I saw that match, and he certainly had more energy than I’ve seen from him in a while. Working an 80’s comedy match with Rob Conway, he made me smile. Which is good going, considering I’ve despised the character since the second it appeared. I’m sure you know my feelings about Eugene – I always considered it an offensive, locker room impression, which does the WWE no favours in the legitimate business world Vince craves so much.


A few months ago, I predicted that Dinsmore wouldn’t last long. Unfortunately, I was wrong. The character is valued. So is Dinsmore’s playing of it. They wouldn’t have (allegedly) checked him into a rehab centre, if he wasn’t safe. In today’s cost cutting era, any excuse…


If he is in thrall to some addiction, no-one will be too surprised. After all, wrestling has an unsavoury history of substance abuse. It’s set up beautifully for that tender trap – short bursts of energy, matched by an imperviousness to pain, coupled with a back-breaking schedule, all marinated in that eventual disappointment called fame.


I know that substances have a tendency to be available in a party atmosphere, but there are some wrestlers, strange as it may seem, who just don’t fall prey to an addiction. And I think I know why. It’s all to do with pride, prestige and the love of the crowd. Yes, Sally Field was right, but only about this. It is all about the love of the people, those fickle beings – they provide the feelgood factor, they are the reason to haul yourself out of bed and into the ring every night. That feelgood factor is what stops the rot. The allegations of the partying that 80’s icons Flair and Piper did is legendary, but neither of them fell into a crippling addiction, and that is because to them the work was all-important. When you can step through a curtain and have thousands of people salute your every move, other substances become tame.
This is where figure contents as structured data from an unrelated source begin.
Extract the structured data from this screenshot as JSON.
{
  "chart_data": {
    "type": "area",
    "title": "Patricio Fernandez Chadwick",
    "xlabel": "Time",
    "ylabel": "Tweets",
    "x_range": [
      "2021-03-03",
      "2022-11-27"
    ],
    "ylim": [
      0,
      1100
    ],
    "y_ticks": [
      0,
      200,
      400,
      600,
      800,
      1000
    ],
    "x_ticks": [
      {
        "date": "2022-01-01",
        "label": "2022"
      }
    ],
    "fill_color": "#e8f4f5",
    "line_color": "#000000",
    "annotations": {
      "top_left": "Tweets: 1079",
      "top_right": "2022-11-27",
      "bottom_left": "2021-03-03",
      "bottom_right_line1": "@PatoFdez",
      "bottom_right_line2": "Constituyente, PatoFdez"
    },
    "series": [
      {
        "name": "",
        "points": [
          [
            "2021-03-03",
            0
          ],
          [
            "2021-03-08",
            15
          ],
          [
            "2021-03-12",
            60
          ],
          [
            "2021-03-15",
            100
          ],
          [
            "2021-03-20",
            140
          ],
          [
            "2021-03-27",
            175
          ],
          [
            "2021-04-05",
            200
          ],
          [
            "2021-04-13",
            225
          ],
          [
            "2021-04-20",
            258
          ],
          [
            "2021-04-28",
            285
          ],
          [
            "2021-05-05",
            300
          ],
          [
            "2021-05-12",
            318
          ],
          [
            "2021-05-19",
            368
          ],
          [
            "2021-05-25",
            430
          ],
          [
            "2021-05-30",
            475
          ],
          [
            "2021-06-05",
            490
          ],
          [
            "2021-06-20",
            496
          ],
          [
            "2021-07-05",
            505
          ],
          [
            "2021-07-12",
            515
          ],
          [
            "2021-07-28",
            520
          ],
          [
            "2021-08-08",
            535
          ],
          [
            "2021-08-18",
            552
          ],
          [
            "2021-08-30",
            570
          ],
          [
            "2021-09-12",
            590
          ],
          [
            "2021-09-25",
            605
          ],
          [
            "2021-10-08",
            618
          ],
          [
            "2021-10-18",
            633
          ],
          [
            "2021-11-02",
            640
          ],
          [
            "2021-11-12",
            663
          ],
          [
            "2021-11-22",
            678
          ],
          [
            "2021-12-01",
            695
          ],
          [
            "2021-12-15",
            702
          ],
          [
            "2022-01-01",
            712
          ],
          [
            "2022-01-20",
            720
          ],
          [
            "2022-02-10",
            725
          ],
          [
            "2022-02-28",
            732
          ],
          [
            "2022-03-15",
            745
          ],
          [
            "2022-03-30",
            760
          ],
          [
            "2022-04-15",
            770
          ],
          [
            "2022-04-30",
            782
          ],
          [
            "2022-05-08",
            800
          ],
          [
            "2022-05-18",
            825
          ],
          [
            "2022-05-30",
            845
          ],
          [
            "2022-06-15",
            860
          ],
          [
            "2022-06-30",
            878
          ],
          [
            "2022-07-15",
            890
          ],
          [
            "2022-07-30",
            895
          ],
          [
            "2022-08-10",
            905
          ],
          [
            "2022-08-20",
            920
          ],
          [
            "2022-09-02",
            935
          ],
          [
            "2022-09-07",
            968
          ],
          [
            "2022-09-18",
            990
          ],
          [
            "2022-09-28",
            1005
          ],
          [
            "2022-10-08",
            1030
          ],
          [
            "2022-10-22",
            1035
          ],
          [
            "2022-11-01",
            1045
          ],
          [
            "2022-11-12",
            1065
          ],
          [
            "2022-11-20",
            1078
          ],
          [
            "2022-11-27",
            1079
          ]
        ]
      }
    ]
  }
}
But when you’re stuck at the business end of an unsuccessful character, having to win the crowd over every night, feeling their apathy or even worse, their antipathy, it must be a heavy burden to bear. Just ask “Man’s Man” Steven Regal. Just ask Matt Morgan. Oh, just ask Nick Dinsmore. The character of Eugene is a big one, all encompassing; you can’t just slip him on as an extension of your own, like Austin or the Rock. This one is a big performance, like the Beserker, and Dinsmore does have inhabit it, so when he hears the boos, and he has recently, there’s nowhere he can go, nothing he can change. What you see is all you’ll get. The frustration is huge, the temptation perhaps even bigger.


And then there’s the way Nicky D arrived at the top table. We knew he’d been waiting for a while. We knew he was considered talented enough to make it. We also knew he’d been passed over for other, maybe less deserving grapplers. And so when the chance came, he took it, no matter what it was – Matt Morgan also a suffered from this short sightedness. Nick should have stepped back and studied the downside, but he greedily grabbed for that brass ring. As such, people recognised that he wasn’t there for his wrestling ability, or a gimmick he’d perfected (and even Bobby Lashley has one of them) but just because he could play a character fairly well.


The secret is to believe in the work you do, and to be proud of it. That’s how to keep getting through the ropes every night, that’s how to keep focus, that’s how to believe in your work. If you sell out your wrestling talent just for a tiny shot at the big time, and people soon begin to hate you anyway, there’s not much left.


That’s the pride that I think Nick Dinsmore lacks. That’s why we’ve heard this alleged story. Pride in your work. It doesn’t always come before a fall.